そうか、田中美奈子(役名:浅野令子)が犯人だったのか!日本テレビ系ドラマ『金田一少年の事件簿 学園七不思議殺人事件』(1995年4月8日放送)の終盤。手に汗握る展開に、当時13歳の私は録画ビデオに釘付けだった。

で、動機は!?

田中美奈子が自白を始めようとした途端、録画が終了し、砂嵐が巻き起こった。

なぜ!?

ここは“じっちゃんの名にかけて”謎を解かねばと意気込んだ訳だが、何ということもない。同日の巨人戦放送が延長されたため、肝心のドラマのラストシーンが、録画しきれていなかったのである。

あれから10年以上経った。機器は変われど、我が家のテレビ録画は相変わらずVHS。しかも、Gコードにすら対応していない骨董品のような代物である。
今でも好きな番組を録画するときは、前枠を注意深く確認することを怠らない。

ところが、最近では延長放送する試合やプロ野球中継自体が少なくなった。特に関東地区で放送されることの多い巨人戦を軸に考えるとその変化は顕著である。

日本テレビが、巨人戦の一部の放映権をNHKに売却し始めたのが、約6年前。徐々に巨人戦放送の延長時間を短くしていき、ついに延長放送を取りやめたのが約1年前。

その日本テレビ。
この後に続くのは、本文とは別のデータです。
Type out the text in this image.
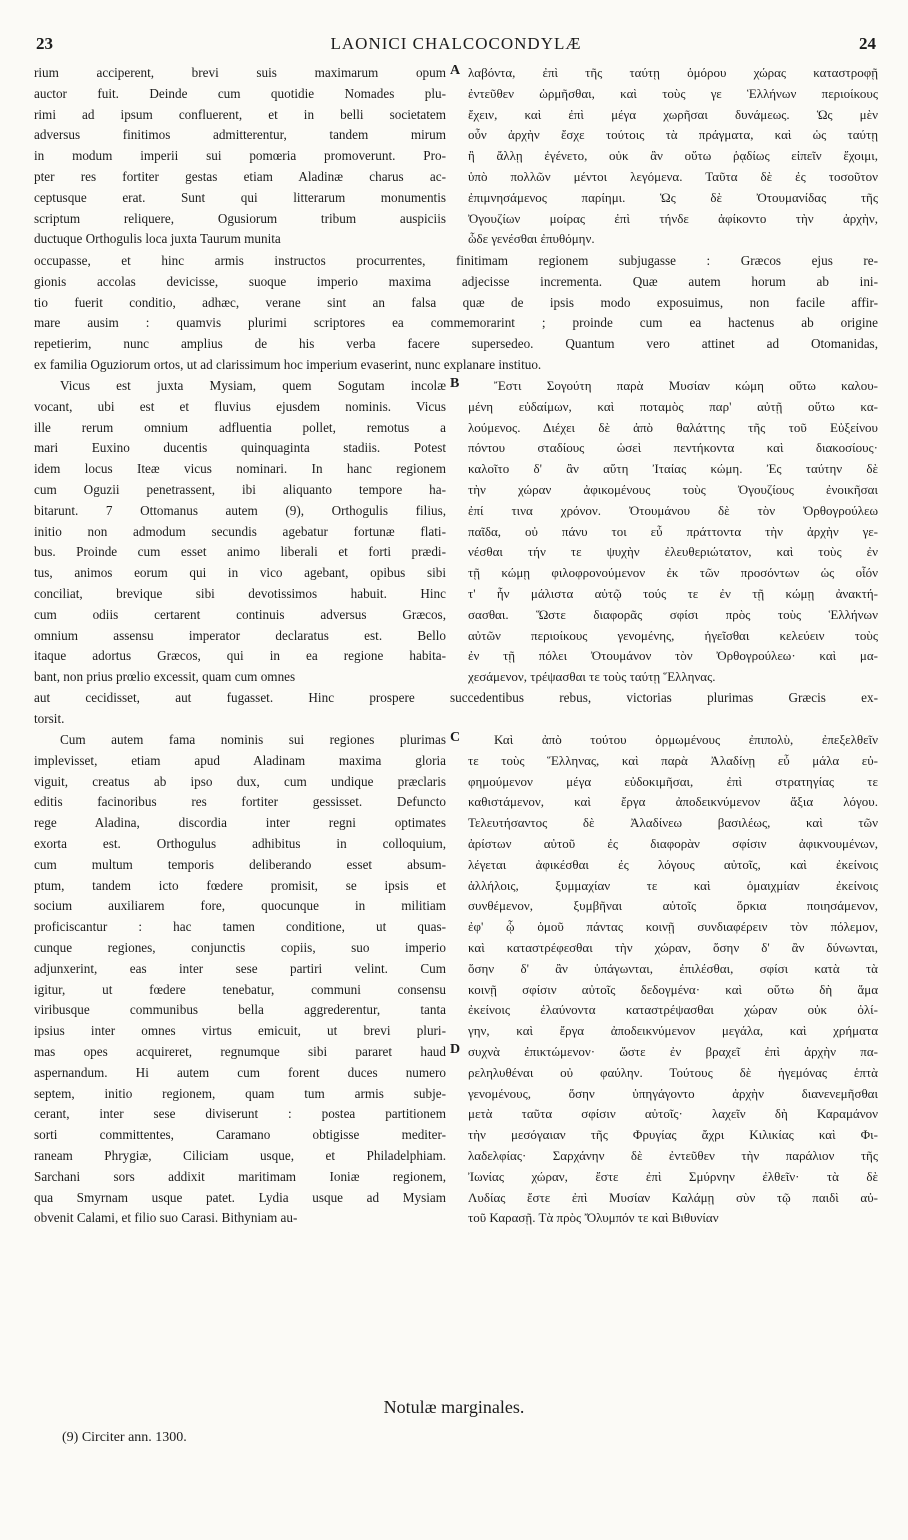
23	LAONICI CHALCOCONDYLÆ	24
rium acciperent, brevi suis maximarum opum
auctor fuit. Deinde cum quotidie Nomades plu-
rimi ad ipsum confluerent, et in belli societatem
adversus finitimos admitterentur, tandem mirum
in modum imperii sui pomœria promoverunt. Pro-
pter res fortiter gestas etiam Aladinæ charus ac-
ceptusque erat. Sunt qui litterarum monumentis
scriptum reliquere, Ogusiorum tribum auspiciis
ductuque Orthogulis loca juxta Taurum munita
A λαβόντα, ἐπὶ τῆς ταύτῃ ὁμόρου χώρας καταστροφῇ
ἐντεῦθεν ὡρμῆσθαι, καὶ τοὺς γε Ἑλλήνων περιοίκους
ἔχειν, καὶ ἐπὶ μέγα χωρῆσαι δυνάμεως. Ὡς μὲν
οὖν ἀρχὴν ἔσχε τούτοις τὰ πράγματα, καὶ ὡς ταύτῃ
ἢ ἄλλῃ ἐγένετο, οὐκ ἂν οὕτω ῥᾳδίως εἰπεῖν ἔχοιμι,
ὑπὸ πολλῶν μέντοι λεγόμενα. Ταῦτα δὲ ἐς τοσοῦτον
ἐπιμνησάμενος παρίημι. Ὡς δὲ Ὀτουμανίδας τῆς
Ὀγουζίων μοίρας ἐπὶ τήνδε ἀφίκοντο τὴν ἀρχὴν,
ὧδε γενέσθαι ἐπυθόμην.
occupasse, et hinc armis instructos procurrentes, finitimam regionem subjugasse : Græcos ejus re-
gionis accolas devicisse, suoque imperio maxima adjecisse incrementa. Quæ autem horum ab ini-
tio fuerit conditio, adhæc, verane sint an falsa quæ de ipsis modo exposuimus, non facile affir-
mare ausim : quamvis plurimi scriptores ea commemorarint ; proinde cum ea hactenus ab origine
repetierim, nunc amplius de his verba facere supersedeo. Quantum vero attinet ad Otomanidas,
ex familia Oguziorum ortos, ut ad clarissimum hoc imperium evaserint, nunc explanare instituo.
Vicus est juxta Mysiam, quem Sogutam incolæ
vocant, ubi est et fluvius ejusdem nominis. Vicus
ille rerum omnium adfluentia pollet, remotus a
mari Euxino ducentis quinquaginta stadiis. Potest
idem locus Iteæ vicus nominari. In hanc regionem
cum Oguzii penetrassent, ibi aliquanto tempore ha-
bitarunt. 7 Ottomanus autem (9), Orthogulis filius,
initio non admodum secundis agebatur fortunæ flati-
bus. Proinde cum esset animo liberali et forti prædi-
tus, animos eorum qui in vico agebant, opibus sibi
conciliat, brevique sibi devotissimos habuit. Hinc
cum odiis certarent continuis adversus Græcos,
omnium assensu imperator declaratus est. Bello
itaque adortus Græcos, qui in ea regione habita-
bant, non prius prœlio excessit, quam cum omnes
B	Ἔστι Σογούτη παρὰ Μυσίαν κώμη οὕτω καλου-
μένη εὐδαίμων, καὶ ποταμὸς παρ' αὐτῇ οὕτω κα-
λούμενος. Διέχει δὲ ἀπὸ θαλάττης τῆς τοῦ Εὐξείνου
πόντου σταδίους ὡσεὶ πεντήκοντα καὶ διακοσίους·
καλοῖτο δ' ἂν αὕτη Ἰταίας κώμη. Ἐς ταύτην δὲ
τὴν χώραν ἀφικομένους τοὺς Ὀγουζίους ἐνοικῆσαι
ἐπί τινα χρόνον. Ὀτουμάνου δὲ τὸν Ὀρθογρούλεω
παῖδα, οὐ πάνυ τοι εὖ πράττοντα τὴν ἀρχὴν γε-
νέσθαι τήν τε ψυχὴν ἐλευθεριώτατον, καὶ τοὺς ἐν
τῇ κώμῃ φιλοφρονούμενον ἐκ τῶν προσόντων ὡς οἷόν
τ' ἦν μάλιστα αὐτῷ τούς τε ἐν τῇ κώμῃ ἀνακτή-
σασθαι. Ὥστε διαφορᾶς σφίσι πρὸς τοὺς Ἑλλήνων
αὐτῶν περιοίκους γενομένης, ἡγεῖσθαι κελεύειν τοὺς
ἐν τῇ πόλει Ὀτουμάνον τὸν Ὀρθογρούλεω· καὶ μα-
χεσάμενον, τρέψασθαι τε τοὺς ταύτῃ Ἕλληνας.
aut cecidisset, aut fugasset. Hinc prospere succedentibus rebus, victorias plurimas Græcis ex-
torsit.
Cum autem fama nominis sui regiones plurimas
implevisset, etiam apud Aladinam maxima gloria
viguit, creatus ab ipso dux, cum undique præclaris
editis facinoribus res fortiter gessisset. Defuncto
rege Aladina, discordia inter regni optimates
exorta est. Orthogulus adhibitus in colloquium,
cum multum temporis deliberando esset absum-
ptum, tandem icto fœdere promisit, se ipsis et
socium auxiliarem fore, quocunque in militiam
proficiscantur : hac tamen conditione, ut quas-
cunque regiones, conjunctis copiis, suo imperio
adjunxerint, eas inter sese partiri velint. Cum
igitur, ut fœdere tenebatur, communi consensu
viribusque communibus bella aggrederentur, tanta
ipsius inter omnes virtus emicuit, ut brevi pluri-
mas opes acquireret, regnumque sibi pararet haud
aspernandum. Hi autem cum forent duces numero
septem, initio regionem, quam tum armis subje-
cerant, inter sese diviserunt : postea partitionem
sorti committentes, Caramano obtigisse mediter-
raneam Phrygiæ, Ciliciam usque, et Philadelphiam.
Sarchani sors addixit maritimam Ioniæ regionem,
qua Smyrnam usque patet. Lydia usque ad Mysiam
obvenit Calami, et filio suo Carasi. Bithyniam au-
C
D
Καὶ ἀπὸ τούτου ὁρμωμένους ἐπιπολὺ, ἐπεξελθεῖν
τε τοὺς Ἕλληνας, καὶ παρὰ Ἀλαδίνῃ εὖ μάλα εὐ-
φημούμενον μέγα εὐδοκιμῆσαι, ἐπὶ στρατηγίας τε
καθιστάμενον, καὶ ἔργα ἀποδεικνύμενον ἄξια λόγου.
Τελευτήσαντος δὲ Ἀλαδίνεω βασιλέως, καὶ τῶν
ἀρίστων αὐτοῦ ἐς διαφορὰν σφίσιν ἀφικνουμένων,
λέγεται ἀφικέσθαι ἐς λόγους αὐτοῖς, καὶ ἐκείνοις
ἀλλήλοις, ξυμμαχίαν τε καὶ ὁμαιχμίαν ἐκείνοις
συνθέμενον, ξυμβῆναι αὐτοῖς ὅρκια ποιησάμενον,
ἐφ' ᾧ ὁμοῦ πάντας κοινῇ συνδιαφέρειν τὸν πόλεμον,
καὶ καταστρέφεσθαι τὴν χώραν, ὅσην δ' ἂν δύνωνται,
ὅσην δ' ἂν ὑπάγωνται, ἐπιλέσθαι, σφίσι κατὰ τὰ
κοινῇ σφίσιν αὐτοῖς δεδογμένα· καὶ οὕτω δὴ ἅμα
ἐκείνοις ἐλαύνοντα καταστρέψασθαι χώραν οὐκ ὀλί-
γην, καὶ ἔργα ἀποδεικνύμενον μεγάλα, καὶ χρήματα
συχνὰ ἐπικτώμενον· ὥστε ἐν βραχεῖ ἐπὶ ἀρχὴν πα-
ρεληλυθέναι οὐ φαύλην. Τούτους δὲ ἡγεμόνας ἑπτὰ
γενομένους, ὅσην ὑπηγάγοντο ἀρχὴν διανενεμῆσθαι
μετὰ ταῦτα σφίσιν αὐτοῖς· λαχεῖν δὴ Καραμάνον
τὴν μεσόγαιαν τῆς Φρυγίας ἄχρι Κιλικίας καὶ Φι-
λαδελφίας· Σαρχάνην δὲ ἐντεῦθεν τὴν παράλιον τῆς
Ἰωνίας χώραν, ἔστε ἐπὶ Σμύρνην ἐλθεῖν· τὰ δὲ
Λυδίας ἔστε ἐπὶ Μυσίαν Καλάμῃ σὺν τῷ παιδὶ αὐ-
τοῦ Καρασῇ. Τὰ πρὸς Ὄλυμπόν τε καὶ Βιθυνίαν
Notulæ marginales.
(9) Circiter ann. 1300.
数字を取れる王子様が見つかれば、たちまち東京六大学野球を放送し出すのだから、恐れ入る。

巨人ファンはもとより、プロ野球ファンは、有料の専門チャンネルを契約しなければ、プロ野球放送を見ることはできない状況だ。視聴率のドル箱であるサッカーW杯なら当たり前のように延長放送はされるだろう。やはり民放テレビ局は、視聴率が全てなのか。

では、視聴率をどこまで取れれば、延長放送は復活するのか。10%、それとも、15%?
もちろん、延長放送自体が、プロ野球ファン向けの対応であり、通常枠番組のファンにとっては不必要なものだという議論もある。

一方、追い討ちをかけるように、人気がある日本人プロ野球選手は次々とメジャーリーグへ移籍している。数字も選手も逃げていく日本のプロ野球

「“政治と宗教とプロ野球”の話はしてはならない」とはよく言ったものだ。

(敬称略)

(注)冒頭の台詞はうろ覚えなことをお詫び申し上げます。正しい台詞をご存知の方、教えてください!